If you want to take this concept even farther, you can modify the clients' RESOLV.CONF files so they query both servers. Then if the local primary server for their subdomain is taken out of action, they automatically will query the remote secondary, thereby allowing everything to continue functioning.
Make Every Server-Class System a Caching Server
Having multiple secondary servers in a single location is a good idea, up to a point. Then it becomes more of a management effort than the benefits justify. Keeping local copies of remote data is a great thing, however, so whenever possible, you should configure any server-class system as at least a caching-only server.
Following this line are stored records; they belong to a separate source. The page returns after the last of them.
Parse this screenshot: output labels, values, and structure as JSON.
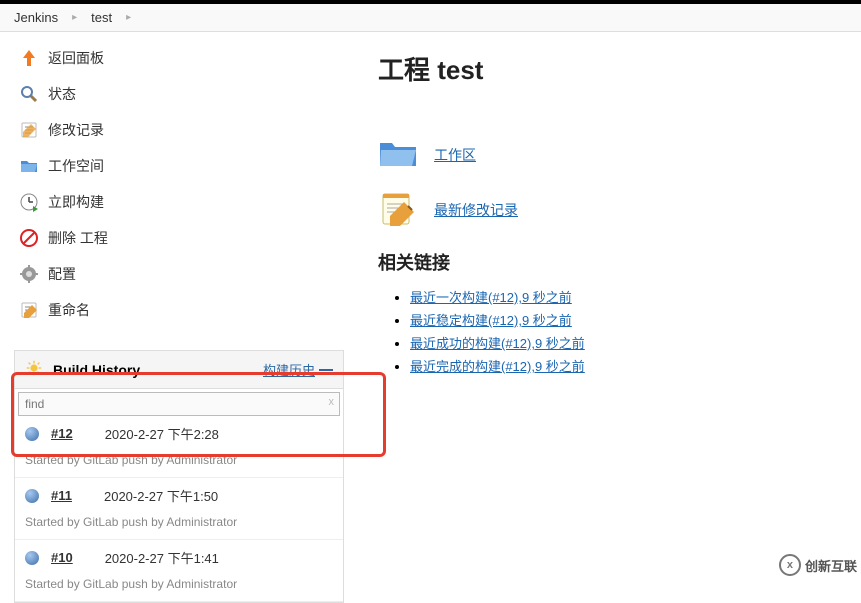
{
  "breadcrumb": {
    "items": [
      "Jenkins",
      "test"
    ]
  },
  "sidebar": {
    "items": [
      {
        "label": "返回面板",
        "icon": "up-arrow"
      },
      {
        "label": "状态",
        "icon": "magnifier"
      },
      {
        "label": "修改记录",
        "icon": "notepad"
      },
      {
        "label": "工作空间",
        "icon": "folder-blue"
      },
      {
        "label": "立即构建",
        "icon": "clock-play"
      },
      {
        "label": "删除 工程",
        "icon": "no-entry"
      },
      {
        "label": "配置",
        "icon": "gear"
      },
      {
        "label": "重命名",
        "icon": "rename"
      }
    ]
  },
  "build_history": {
    "title": "Build History",
    "trend_label": "构建历史",
    "find_value": "find",
    "find_clear": "x",
    "builds": [
      {
        "num": "#12",
        "date": "2020-2-27 下午2:28",
        "cause": "Started by GitLab push by Administrator"
      },
      {
        "num": "#11",
        "date": "2020-2-27 下午1:50",
        "cause": "Started by GitLab push by Administrator"
      },
      {
        "num": "#10",
        "date": "2020-2-27 下午1:41",
        "cause": "Started by GitLab push by Administrator"
      }
    ]
  },
  "main": {
    "title": "工程 test",
    "workspace_link": "工作区",
    "changes_link": "最新修改记录",
    "related_heading": "相关链接",
    "related_links": [
      "最近一次构建(#12),9 秒之前",
      "最近稳定构建(#12),9 秒之前",
      "最近成功的构建(#12),9 秒之前",
      "最近完成的构建(#12),9 秒之前"
    ]
  },
  "watermark": {
    "text": "创新互联",
    "badge": "x"
  }
}
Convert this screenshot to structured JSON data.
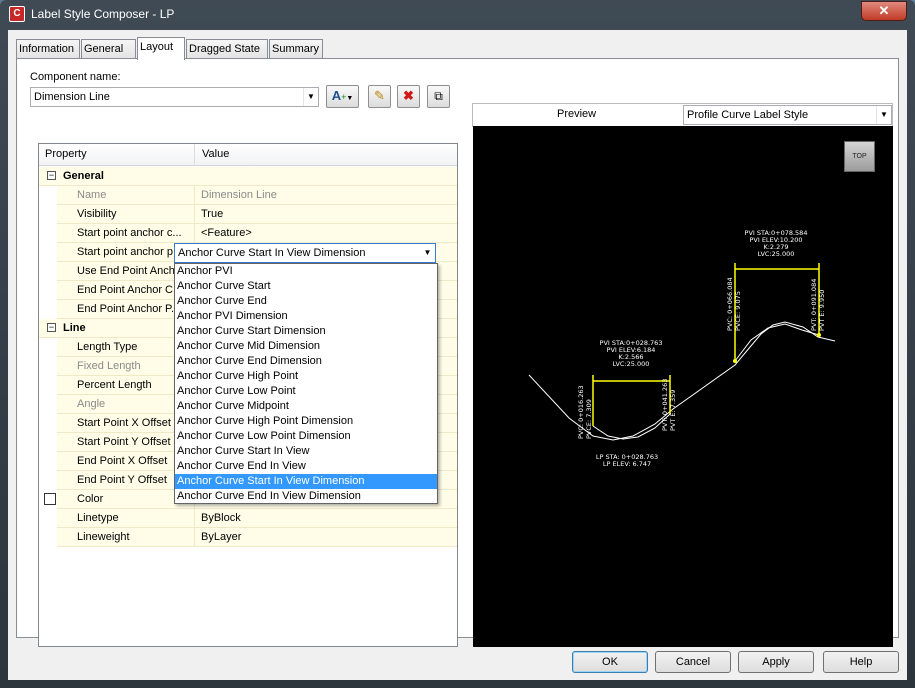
{
  "window": {
    "title": "Label Style Composer - LP",
    "close_label": "✕"
  },
  "tabs": [
    "Information",
    "General",
    "Layout",
    "Dragged State",
    "Summary"
  ],
  "component": {
    "label": "Component name:",
    "value": "Dimension Line"
  },
  "grid": {
    "col_property": "Property",
    "col_value": "Value",
    "rows": [
      {
        "type": "cat",
        "name": "General",
        "value": ""
      },
      {
        "type": "dis",
        "name": "Name",
        "value": "Dimension Line"
      },
      {
        "type": "prop",
        "name": "Visibility",
        "value": "True"
      },
      {
        "type": "prop",
        "name": "Start point anchor c...",
        "value": "<Feature>"
      },
      {
        "type": "prop",
        "name": "Start point anchor p...",
        "value": ""
      },
      {
        "type": "prop",
        "name": "Use End Point Anchor",
        "value": ""
      },
      {
        "type": "prop",
        "name": "End Point Anchor C...",
        "value": ""
      },
      {
        "type": "prop",
        "name": "End Point Anchor P...",
        "value": ""
      },
      {
        "type": "cat",
        "name": "Line",
        "value": ""
      },
      {
        "type": "prop",
        "name": "Length Type",
        "value": ""
      },
      {
        "type": "dis",
        "name": "Fixed Length",
        "value": ""
      },
      {
        "type": "prop",
        "name": "Percent Length",
        "value": ""
      },
      {
        "type": "dis",
        "name": "Angle",
        "value": ""
      },
      {
        "type": "prop",
        "name": "Start Point X Offset",
        "value": ""
      },
      {
        "type": "prop",
        "name": "Start Point Y Offset",
        "value": ""
      },
      {
        "type": "prop",
        "name": "End Point X Offset",
        "value": ""
      },
      {
        "type": "prop",
        "name": "End Point Y Offset",
        "value": ""
      },
      {
        "type": "color",
        "name": "Color",
        "value": ""
      },
      {
        "type": "prop",
        "name": "Linetype",
        "value": "ByBlock"
      },
      {
        "type": "prop",
        "name": "Lineweight",
        "value": "ByLayer"
      }
    ]
  },
  "dropdown": {
    "current": "Anchor Curve Start In View Dimension",
    "selected_index": 14,
    "options": [
      "Anchor PVI",
      "Anchor Curve Start",
      "Anchor Curve End",
      "Anchor PVI Dimension",
      "Anchor Curve Start Dimension",
      "Anchor Curve Mid Dimension",
      "Anchor Curve End Dimension",
      "Anchor Curve High Point",
      "Anchor Curve Low Point",
      "Anchor Curve Midpoint",
      "Anchor Curve High Point Dimension",
      "Anchor Curve Low Point Dimension",
      "Anchor Curve Start In View",
      "Anchor Curve End In View",
      "Anchor Curve Start In View Dimension",
      "Anchor Curve End In View Dimension"
    ]
  },
  "preview": {
    "label": "Preview",
    "style_value": "Profile Curve Label Style",
    "top_label": "TOP",
    "crest": {
      "sta": "PVI STA:0+078.584",
      "elev": "PVI ELEV:10.200",
      "k": "K:2.279",
      "lvc": "LVC:25.000",
      "pvc_sta": "PVC: 0+066.084",
      "pvc_elev": "PVCE: 9.075",
      "pvt_sta": "PVT: 0+091.084",
      "pvt_elev": "PVT E: 9.950"
    },
    "sag": {
      "sta": "PVI STA:0+028.763",
      "elev": "PVI ELEV:6.184",
      "k": "K:2.566",
      "lvc": "LVC:25.000",
      "pvc_sta": "PVC: 0+016.263",
      "pvc_elev": "PVCE: 7.309",
      "pvt_sta": "PVT: 0+041.263",
      "pvt_elev": "PVT E: 7.359",
      "lp_sta": "LP STA: 0+028.763",
      "lp_elev": "LP ELEV: 6.747"
    }
  },
  "buttons": {
    "ok": "OK",
    "cancel": "Cancel",
    "apply": "Apply",
    "help": "Help"
  }
}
This will let you reap most of the benefits outlined above, but without having to configure anything on the system beyond a simple reference to the master domain.
For example, every NetWare server on your WAN should be configured as a caching-only nameserver. Then you can point your local clients' RESOLV.CONF files to the local NetWare server. The caching-only server will issue lookups on behalf of the client and store the result in its cache for future use. Any subsequent query for the recently resolved name will be returned immediately from then on. This really makes a difference in mildly complex networks.
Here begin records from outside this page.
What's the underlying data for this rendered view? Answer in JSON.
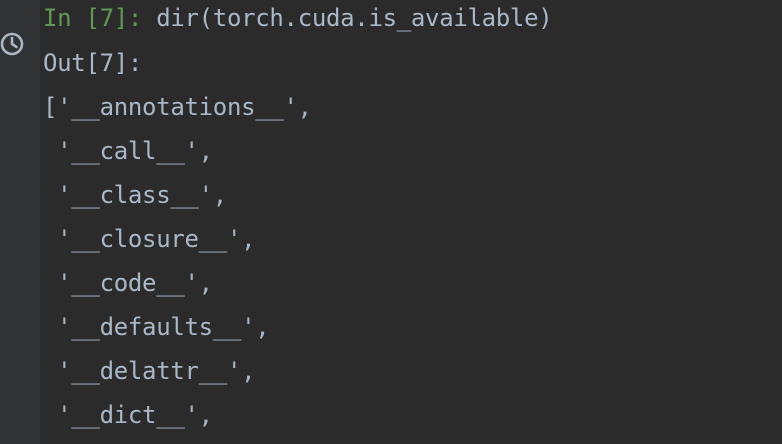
{
  "input_prompt": "In [7]:",
  "input_command": "dir(torch.cuda.is_available)",
  "output_prompt": "Out[7]:",
  "output_lines": [
    "['__annotations__',",
    " '__call__',",
    " '__class__',",
    " '__closure__',",
    " '__code__',",
    " '__defaults__',",
    " '__delattr__',",
    " '__dict__',"
  ],
  "colors": {
    "background": "#2b2b2b",
    "gutter": "#313335",
    "prompt_in": "#629755",
    "text": "#a9b7c6"
  },
  "icons": {
    "gutter": "history-clock-icon"
  }
}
Put Commonly-Resolved Hosts in Top-Level Master Domain
For clients in LAB.SANMATEO.NWC.COM, there's nothing more annoying than having to type in FQDN MFS1.EDIT.MANHASSET.NWC. COM, especially when that host is queried several times a day. For this reason, you should place alias entries in the top-level master domain for any frequently queried hosts, letting users simply look up the MFS1 host regardless of where they are.
This is achieved through the use of CNAME entries in the configuration file for the NWC.COM master domain. An entry is added that simply points to the FQDN hostname of MFS1.EDIT.MANHASSET.NWC.COM. The use of the CNAME alias provides a layer of isolation from changes to the IP address of the target host itself, as the CNAME only refers to the FQDN hostname. If we added a completely new entry to the NWC.COM configuration file, we would have to make two changes if the address ever had to be modified, something we're not likely to remember to do.
For those of you who don't want to get this familiar with DNS, there are tools available that let you make changes without getting your hands dirty. For example, the source code for an HTML-based DNS management tool is available on the Internet at WEBDNS.LCS.MIT.EDU/cgi-bin/ webdns/listing. Written as a Common Gateway Interface-enabled Perl script optimized for Unix, it can easily be modified to support any OS with a Perl interpreter. Also, many vendors are providing graphical DNS management tools as part of their standard release. Novell has offered a character-based DNS menu system since the company's first release, and Windows NT Server 4.0 promises to include one, although it appears to be dependent upon Microsoft's proprietary WINS server structure.
Whichever platform you choose to use, DNS makes for an extremely effective lightweight directory service. It's fast, it's easy and it's a lot cheaper than off-the-shelf resource tracking products. There are many things that you cannot do with DNS that you can do with other advanced directory services such as NetWare's NDS or X.500, but it was not designed for that purpose, either. Many vendors are working on extending DNS with new resource record types, so this may not always be the case.